Applying Netlabel to Network Access Control in a Virtualized Environment

Open Access
Kamath, Radhesh Muralidhara
Graduate Program:
Computer Science and Engineering
Master of Science
Document Type:
Master Thesis
Date of Defense:
April 28, 2008
Committee Members:
  • Trent Ray Jaeger, Thesis Advisor
  • network security
  • virtualization
  • security
  • system security
We consider the problem of transmitting authorization data in a distributed environment comprised of applications hosted on paravirtualized Virtual Machines. The current mechanism, called Labeled IPSec, relies upon IPSec to provide secure communication channels to applications, while implicitly transferring authorization data between communication endpoints.
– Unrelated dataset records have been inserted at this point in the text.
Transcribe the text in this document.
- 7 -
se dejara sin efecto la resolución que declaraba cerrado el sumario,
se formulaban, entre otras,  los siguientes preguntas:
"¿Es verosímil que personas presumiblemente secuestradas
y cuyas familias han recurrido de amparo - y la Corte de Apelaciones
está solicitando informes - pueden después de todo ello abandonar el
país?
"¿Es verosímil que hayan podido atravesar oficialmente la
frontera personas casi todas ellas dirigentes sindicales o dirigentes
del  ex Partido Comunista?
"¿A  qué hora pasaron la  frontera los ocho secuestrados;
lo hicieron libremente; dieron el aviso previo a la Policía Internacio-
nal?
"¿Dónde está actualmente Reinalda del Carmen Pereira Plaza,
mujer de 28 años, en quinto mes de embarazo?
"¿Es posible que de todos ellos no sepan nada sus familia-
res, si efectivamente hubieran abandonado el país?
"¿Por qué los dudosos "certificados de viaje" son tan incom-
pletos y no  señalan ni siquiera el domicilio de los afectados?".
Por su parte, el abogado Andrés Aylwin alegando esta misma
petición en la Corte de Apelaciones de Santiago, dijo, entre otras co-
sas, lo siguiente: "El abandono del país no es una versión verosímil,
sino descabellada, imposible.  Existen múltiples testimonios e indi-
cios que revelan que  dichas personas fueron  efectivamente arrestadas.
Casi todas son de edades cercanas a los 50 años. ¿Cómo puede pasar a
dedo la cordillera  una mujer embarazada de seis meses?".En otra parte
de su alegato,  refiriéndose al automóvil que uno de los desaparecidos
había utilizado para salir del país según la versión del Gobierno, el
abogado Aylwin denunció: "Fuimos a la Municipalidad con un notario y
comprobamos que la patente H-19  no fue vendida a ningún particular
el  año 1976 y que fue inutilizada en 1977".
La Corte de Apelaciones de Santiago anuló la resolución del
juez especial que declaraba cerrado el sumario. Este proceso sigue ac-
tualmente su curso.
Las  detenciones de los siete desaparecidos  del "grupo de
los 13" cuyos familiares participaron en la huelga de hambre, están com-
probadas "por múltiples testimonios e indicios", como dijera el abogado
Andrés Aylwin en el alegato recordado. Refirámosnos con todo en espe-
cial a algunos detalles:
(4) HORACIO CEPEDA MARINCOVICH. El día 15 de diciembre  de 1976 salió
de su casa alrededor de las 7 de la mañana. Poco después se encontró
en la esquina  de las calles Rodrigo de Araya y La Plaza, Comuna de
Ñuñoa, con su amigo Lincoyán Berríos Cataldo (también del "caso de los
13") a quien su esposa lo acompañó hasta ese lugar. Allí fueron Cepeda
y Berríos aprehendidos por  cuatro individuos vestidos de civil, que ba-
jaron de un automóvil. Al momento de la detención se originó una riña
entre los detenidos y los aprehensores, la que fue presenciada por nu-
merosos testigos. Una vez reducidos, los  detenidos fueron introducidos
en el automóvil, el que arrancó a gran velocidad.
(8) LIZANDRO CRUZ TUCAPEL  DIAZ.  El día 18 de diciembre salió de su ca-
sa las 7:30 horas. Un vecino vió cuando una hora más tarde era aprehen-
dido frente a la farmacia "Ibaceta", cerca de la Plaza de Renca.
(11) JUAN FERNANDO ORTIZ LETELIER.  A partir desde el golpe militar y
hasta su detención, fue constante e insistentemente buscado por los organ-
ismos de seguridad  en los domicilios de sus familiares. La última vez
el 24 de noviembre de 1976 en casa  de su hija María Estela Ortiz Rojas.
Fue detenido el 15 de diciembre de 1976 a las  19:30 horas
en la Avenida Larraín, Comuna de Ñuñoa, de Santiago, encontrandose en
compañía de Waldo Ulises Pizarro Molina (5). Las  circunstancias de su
But, Labeled IPSec incurs heavy performance penalties and hinders the scalability of Mandatory Access Control of Network Communication, because it does not leverage the underlying mechanisms offered by the hypervisor and Virtual Machine kernels to provide secure communication channels. We exploit the Netlabel mechanism provided by the Linux Kernel to transmit authorization data in packets, while leveraging the Trusted Computing Base comprised of the Xen hypervisor, paravirtualized guest kernels, and the Dom-0 to isolate and protect network communication. In order to test our claim that the Netlabel mechanism is more efficient than Labeled IPSec, we build a prototype that consists of modified guest kernels and Dom-0 kernel, along with user space tools in the Dom-0 which enable monitoring and dynamic control of the packet labeling state on guests. Using micro benchmarks that measure the impact of labeling on performance measures such as latency and bandwidth, we provide a quantitative comparison of Labeled IPSec and Netlabel in various communication scenarios. We find that Netlabel consistently outperforms Labeled IPSec on all performance measures, validating our claim that authorization data can be transmitted at lesser cost using Netlabel, and relying on the TCB to protect network traffic in transit. As a result, while we conclude that Netlabel can be applied successfully to provide Mandatory Access Control of Network Communication, we also believe that more extensive performance analyses, better support for security-aware applications and a standardized policy management interface will go a long way toward securing applications.